In this clip, Joe explains to me how he got involved with the project.
Joe Marshall: I was like, I was so enraptured by the stories of hardship, and innovation, and things they were doing to be able to just keep the lights on. And they mentioned something really offhand, like it was just like item one of 50 that they brought up to me and it’s actually the least sexy of all the things they were mentioning, had nothing to do with guns or missiles or whatever.
And they were like, yeah, we can’t even get accurate timing to work on our transmission grid because of jamming that is interrupting GPS communications. And this little thing in the back of my head went off and it goes, hey, that’s really important for synchro phaser management and for, you know, being able to monitor the health of the grid.
My time in the utility, had taught me that. But I haven’t thought about it in eight years. And I was like, oh yeah, that’s, that’s kind of important. And I kind of, I said to him, I said, hey, why don’t you guys just go buy atomic clocks, you know, that way you don’t have to worry about GPS timing. And the guy looked across me from the table.
He’s like, cool, are you going to cut me a check? Those are $30 to 40,000 a piece. And I need well over 40 of them. And I’m like, man, unless you’re asking for pesos, I can’t help you and even then, I don’t know if I could afford that. So it was a really interesting problem because I was like, how do you do grid synchronization and timing when you don’t have a disciplined clock that everybody steps to, or at least can measure and timestamp to?

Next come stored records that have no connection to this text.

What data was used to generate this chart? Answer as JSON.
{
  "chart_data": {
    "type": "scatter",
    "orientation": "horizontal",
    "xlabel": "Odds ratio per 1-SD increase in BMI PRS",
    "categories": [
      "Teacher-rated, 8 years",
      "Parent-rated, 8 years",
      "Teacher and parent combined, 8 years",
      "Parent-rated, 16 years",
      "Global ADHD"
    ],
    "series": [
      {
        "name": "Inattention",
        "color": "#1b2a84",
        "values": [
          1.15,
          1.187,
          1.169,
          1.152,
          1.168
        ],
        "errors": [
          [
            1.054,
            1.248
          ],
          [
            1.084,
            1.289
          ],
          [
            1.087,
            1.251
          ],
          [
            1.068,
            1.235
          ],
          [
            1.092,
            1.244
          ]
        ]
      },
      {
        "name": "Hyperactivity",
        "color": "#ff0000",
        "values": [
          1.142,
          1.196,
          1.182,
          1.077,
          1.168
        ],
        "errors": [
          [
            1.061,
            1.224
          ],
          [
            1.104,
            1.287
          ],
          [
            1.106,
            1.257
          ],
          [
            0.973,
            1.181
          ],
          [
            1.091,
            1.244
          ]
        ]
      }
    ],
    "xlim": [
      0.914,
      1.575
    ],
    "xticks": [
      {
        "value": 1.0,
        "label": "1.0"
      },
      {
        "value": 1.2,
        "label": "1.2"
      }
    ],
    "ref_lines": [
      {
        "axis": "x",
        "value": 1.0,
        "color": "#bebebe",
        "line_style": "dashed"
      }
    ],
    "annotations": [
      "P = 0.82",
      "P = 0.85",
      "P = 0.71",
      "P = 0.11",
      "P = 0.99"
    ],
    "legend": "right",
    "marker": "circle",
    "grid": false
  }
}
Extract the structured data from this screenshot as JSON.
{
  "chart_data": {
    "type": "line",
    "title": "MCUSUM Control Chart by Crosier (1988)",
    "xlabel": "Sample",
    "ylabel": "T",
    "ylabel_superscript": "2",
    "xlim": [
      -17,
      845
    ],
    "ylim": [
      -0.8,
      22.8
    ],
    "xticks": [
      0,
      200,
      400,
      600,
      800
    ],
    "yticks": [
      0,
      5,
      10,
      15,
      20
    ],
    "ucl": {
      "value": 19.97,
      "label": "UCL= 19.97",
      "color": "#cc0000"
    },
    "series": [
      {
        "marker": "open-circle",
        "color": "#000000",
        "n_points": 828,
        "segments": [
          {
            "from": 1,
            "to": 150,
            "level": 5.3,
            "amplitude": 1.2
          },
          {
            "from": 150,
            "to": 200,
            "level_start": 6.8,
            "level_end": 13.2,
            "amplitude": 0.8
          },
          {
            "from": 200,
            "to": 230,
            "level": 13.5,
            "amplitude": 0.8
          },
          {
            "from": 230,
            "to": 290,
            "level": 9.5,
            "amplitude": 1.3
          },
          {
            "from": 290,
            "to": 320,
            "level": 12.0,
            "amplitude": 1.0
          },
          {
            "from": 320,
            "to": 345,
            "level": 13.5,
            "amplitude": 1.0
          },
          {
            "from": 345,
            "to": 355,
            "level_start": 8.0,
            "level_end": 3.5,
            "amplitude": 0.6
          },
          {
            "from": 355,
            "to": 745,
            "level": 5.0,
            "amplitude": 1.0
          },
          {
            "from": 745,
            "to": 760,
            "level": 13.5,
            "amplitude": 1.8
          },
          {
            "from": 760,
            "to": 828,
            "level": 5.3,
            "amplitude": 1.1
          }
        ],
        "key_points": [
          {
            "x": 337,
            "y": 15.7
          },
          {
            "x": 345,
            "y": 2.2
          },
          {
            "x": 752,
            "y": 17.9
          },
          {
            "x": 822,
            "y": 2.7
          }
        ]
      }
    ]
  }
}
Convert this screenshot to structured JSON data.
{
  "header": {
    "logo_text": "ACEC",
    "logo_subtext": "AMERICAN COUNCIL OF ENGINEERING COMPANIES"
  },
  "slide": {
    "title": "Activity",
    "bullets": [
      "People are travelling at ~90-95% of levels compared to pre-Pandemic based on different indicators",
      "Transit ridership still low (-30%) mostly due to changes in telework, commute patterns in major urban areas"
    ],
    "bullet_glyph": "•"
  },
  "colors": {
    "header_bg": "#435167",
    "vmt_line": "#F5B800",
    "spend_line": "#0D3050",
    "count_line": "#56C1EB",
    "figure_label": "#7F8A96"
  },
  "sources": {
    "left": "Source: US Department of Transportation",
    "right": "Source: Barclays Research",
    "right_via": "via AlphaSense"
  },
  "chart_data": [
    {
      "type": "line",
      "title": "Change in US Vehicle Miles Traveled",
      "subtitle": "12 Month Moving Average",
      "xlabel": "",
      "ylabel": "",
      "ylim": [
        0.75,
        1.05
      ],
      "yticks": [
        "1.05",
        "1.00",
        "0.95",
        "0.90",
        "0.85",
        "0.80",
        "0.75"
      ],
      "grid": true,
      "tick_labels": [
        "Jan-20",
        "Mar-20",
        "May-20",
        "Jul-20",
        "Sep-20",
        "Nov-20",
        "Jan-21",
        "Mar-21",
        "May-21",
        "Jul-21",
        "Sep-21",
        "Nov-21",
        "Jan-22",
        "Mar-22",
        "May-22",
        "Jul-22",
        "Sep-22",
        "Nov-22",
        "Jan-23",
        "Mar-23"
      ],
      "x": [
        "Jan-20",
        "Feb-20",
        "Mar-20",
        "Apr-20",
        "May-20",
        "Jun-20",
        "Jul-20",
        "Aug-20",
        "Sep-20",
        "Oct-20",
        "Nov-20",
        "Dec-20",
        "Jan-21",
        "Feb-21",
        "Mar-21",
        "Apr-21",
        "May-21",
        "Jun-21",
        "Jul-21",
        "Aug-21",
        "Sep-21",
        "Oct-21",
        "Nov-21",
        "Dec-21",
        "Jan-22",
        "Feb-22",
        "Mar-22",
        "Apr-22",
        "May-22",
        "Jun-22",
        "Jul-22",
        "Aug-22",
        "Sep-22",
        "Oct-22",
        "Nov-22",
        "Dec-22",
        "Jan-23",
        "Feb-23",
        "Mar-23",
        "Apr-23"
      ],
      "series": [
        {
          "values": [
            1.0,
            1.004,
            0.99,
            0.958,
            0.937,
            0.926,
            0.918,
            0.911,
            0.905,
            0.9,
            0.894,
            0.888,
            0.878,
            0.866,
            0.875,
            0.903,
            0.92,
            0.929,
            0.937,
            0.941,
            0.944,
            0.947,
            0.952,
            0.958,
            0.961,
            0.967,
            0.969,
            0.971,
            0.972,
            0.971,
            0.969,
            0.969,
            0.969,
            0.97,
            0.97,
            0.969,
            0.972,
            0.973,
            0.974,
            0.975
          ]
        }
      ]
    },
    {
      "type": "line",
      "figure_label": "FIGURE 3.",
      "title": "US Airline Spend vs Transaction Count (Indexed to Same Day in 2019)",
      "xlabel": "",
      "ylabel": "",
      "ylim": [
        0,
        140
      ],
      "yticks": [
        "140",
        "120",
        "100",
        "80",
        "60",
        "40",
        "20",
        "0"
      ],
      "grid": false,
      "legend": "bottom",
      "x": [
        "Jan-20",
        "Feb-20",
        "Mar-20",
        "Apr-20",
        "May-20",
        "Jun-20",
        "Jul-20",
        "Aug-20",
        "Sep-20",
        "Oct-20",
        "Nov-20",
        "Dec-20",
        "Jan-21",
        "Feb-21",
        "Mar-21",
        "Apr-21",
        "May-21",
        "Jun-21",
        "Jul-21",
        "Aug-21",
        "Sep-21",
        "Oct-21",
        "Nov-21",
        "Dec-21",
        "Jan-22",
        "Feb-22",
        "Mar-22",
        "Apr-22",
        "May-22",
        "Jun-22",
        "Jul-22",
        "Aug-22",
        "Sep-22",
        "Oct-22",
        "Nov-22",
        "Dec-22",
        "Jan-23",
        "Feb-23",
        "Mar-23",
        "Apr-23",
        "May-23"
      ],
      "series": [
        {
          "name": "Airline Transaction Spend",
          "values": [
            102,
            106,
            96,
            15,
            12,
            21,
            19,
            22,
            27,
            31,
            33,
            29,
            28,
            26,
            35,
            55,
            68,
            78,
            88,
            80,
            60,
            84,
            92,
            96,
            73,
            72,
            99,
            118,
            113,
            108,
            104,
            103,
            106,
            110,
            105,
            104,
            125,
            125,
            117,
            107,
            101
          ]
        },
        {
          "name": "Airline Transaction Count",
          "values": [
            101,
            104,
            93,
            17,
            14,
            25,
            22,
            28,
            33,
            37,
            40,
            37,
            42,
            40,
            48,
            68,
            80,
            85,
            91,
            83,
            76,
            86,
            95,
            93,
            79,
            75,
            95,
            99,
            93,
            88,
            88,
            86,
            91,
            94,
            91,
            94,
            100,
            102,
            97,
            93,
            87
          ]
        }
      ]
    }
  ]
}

And I was like, man, I don’t really know. But then I made a very naive assumption. I went, dude, I work for the largest hardware manufacturer in the world. I am stone cold, handsome and brilliant, I got this. I’ll figure something out.
……..
And my little neurodivergent brain just wouldn’t let go of it. And it was just this weird one off thing. And I went, nah, we got to have something. The answer is we did not. And we would have to go make that thing, but the journey to get there was emotional highs and lots of lows, but we got it.
Bryson: That’s all folks! We’ll be back here with you on March 11th for season 5, where we’re tackling four of our most vital lifeline sectors – electricity, healthcare, food, and water. We know that our interconnectivity makes us vulnerable to our enemies – but what can we do about it?
Episode one of season 5 features my good friend Josh Corman, founder of I Am The Cavalry and Executive in Residence for Public Safety & Resilience at the Institute for Security and Technology. Josh leads the UnDisruptable27 initiative, a program of Craig Newmark’s Cyber Civil Defense initiative that works to drive more resilient lifeline critical infrastructure for our communities.
Josh was also one of Hack the Plant’s first guests. You might remember him from episode 2, Where Is The Cavalry? We discussed Josh’s idea for experts devoted to improving the security of medical devices, transportation, connected homes, and infrastructure.
Look, the world is getting crazy. The good news is, we’ve been paying attention. The bad news is, it’s about to get a lot worse. But we’ll be ready. Together.